What's your favorite media query tip?

Comments 15 total

  • porgeet
    porgeetSep 28, 2019

    Amazing! I had no idea these even existed!

    Cheers

  • Abe Dolinger
    Abe DolingerSep 28, 2019

    I did some googling and didn't find a a great answer for this - how do I, as a user, express this preference? The MDN spec says: "The method by which the user expresses their preference can vary. It might be a system-wide setting exposed by the Operating System, or a setting controlled by the User Agent."

    • selbekk
      selbekkSep 28, 2019

      It depends on the setting and your OS of choice I guess. Light / dark mode preference is in the general section of osx system preferences, and the prefer-reduced-motion setting can be set in your phone’s accessibility settings (as least on ios).

      • Abe Dolinger
        Abe DolingerSep 28, 2019

        That makes sense! Looks like Windows 10 has this as well. Very cool.

  • Zoryana Vakh
    Zoryana VakhSep 29, 2019

    It's better to give the user a choice what color theme to implement
    Anyway it's very informative! Thanks a lot!)

    • selbekk
      selbekkSep 29, 2019

      Truth is, they might already have given their preference with the OS level light or dark mode preference - so I think using that as the default makes sense.

      In addition, once you’ve added support for this, creating a theme switcher is trivial. 🙌

  • Seanmclem
    SeanmclemSep 29, 2019

    Can you set prefers-color-scheme with js? Or is it exclusively an OS-level thing?

    • selbekk
      selbekkSep 30, 2019

      It's an OS level setting - you wouldn't want a website to be able to change how your entire computer looks, right?

      You could still use this setting as a part of your theme logic, however. You can access it via the window.matchMedia('(prefers-color-scheme: dark)') method (see the MDN docs), and use it to change your theme settings as appropriate.

      Note that this OS wide setting might change automatically, depending on the current light environment or time of day as well - so make sure to respond to changes in this value as well!

  • Eric Bishard
    Eric BishardSep 29, 2019

    I'm wondering how I can query prefers-color-scheme: dark, so that I can use that boolean true/false for other reasons. For instance:

    themeMode: preferredThemeMode() || 'light',

    Where preferredThemeMode() uses JS to understand if they prefer 'light' or 'dark' and returns 'light' or 'dark' as a string.

    I think they start to explore this idea in the following article:
    freecodecamp.org/news/how-to-detec...

    • Eric Bishard
      Eric BishardSep 29, 2019

      I'm assuming something like this would work in React using the react-media-hook library:

      const themeToUse = useMediaPredicate("(prefers-color-scheme: dark)") ? "dark" : "light";

    • Eric Bishard
      Eric BishardSep 29, 2019

      Yep that works perfectly!
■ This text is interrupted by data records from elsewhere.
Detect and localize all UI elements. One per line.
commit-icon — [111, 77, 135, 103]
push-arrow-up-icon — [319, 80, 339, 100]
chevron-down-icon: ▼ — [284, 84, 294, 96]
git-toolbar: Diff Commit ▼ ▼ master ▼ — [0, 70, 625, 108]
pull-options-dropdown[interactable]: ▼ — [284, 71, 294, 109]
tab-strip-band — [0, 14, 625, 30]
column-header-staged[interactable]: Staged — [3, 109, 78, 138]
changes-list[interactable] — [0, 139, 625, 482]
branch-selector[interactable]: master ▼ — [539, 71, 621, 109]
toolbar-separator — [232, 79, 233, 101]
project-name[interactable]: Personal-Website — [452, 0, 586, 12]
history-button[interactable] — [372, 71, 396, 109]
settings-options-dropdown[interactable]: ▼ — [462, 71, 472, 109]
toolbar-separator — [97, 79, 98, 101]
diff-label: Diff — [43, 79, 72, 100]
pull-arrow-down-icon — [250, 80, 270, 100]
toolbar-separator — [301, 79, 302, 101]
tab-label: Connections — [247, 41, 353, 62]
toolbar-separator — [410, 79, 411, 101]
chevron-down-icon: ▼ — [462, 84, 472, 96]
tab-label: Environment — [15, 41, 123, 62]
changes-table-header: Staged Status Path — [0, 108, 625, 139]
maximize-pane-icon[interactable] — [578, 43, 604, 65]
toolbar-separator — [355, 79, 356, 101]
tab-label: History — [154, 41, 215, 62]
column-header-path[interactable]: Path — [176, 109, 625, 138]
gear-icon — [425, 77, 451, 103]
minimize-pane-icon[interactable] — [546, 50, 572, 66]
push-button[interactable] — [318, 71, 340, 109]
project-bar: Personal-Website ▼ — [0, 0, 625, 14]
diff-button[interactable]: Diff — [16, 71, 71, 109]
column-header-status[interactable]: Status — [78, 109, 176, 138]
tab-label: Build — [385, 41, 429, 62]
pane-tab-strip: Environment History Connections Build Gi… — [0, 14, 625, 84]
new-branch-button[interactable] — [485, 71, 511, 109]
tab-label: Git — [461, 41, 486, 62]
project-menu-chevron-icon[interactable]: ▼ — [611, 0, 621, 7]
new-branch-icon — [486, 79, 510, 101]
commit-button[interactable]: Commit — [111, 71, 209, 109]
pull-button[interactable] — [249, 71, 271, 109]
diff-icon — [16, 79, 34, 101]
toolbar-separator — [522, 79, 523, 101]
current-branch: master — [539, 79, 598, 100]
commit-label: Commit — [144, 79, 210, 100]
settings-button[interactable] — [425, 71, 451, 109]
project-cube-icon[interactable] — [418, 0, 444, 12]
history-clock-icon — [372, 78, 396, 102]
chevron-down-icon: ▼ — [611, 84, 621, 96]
I will write a simple article on it.

  • Eric Bishard
    Eric BishardSep 29, 2019

    Created an article based on how to do this in a React application with a simple Hook! Hope you all like it. Thanks for this article, it inspired mine...

    dev.to/httpjunkie/preferred-color-...

  • Rohan Faiyaz Khan
    Rohan Faiyaz KhanSep 30, 2019

    Thanks for the wonderful writeup. I really love the CSS variable solution! It really makes it so much easier to do things.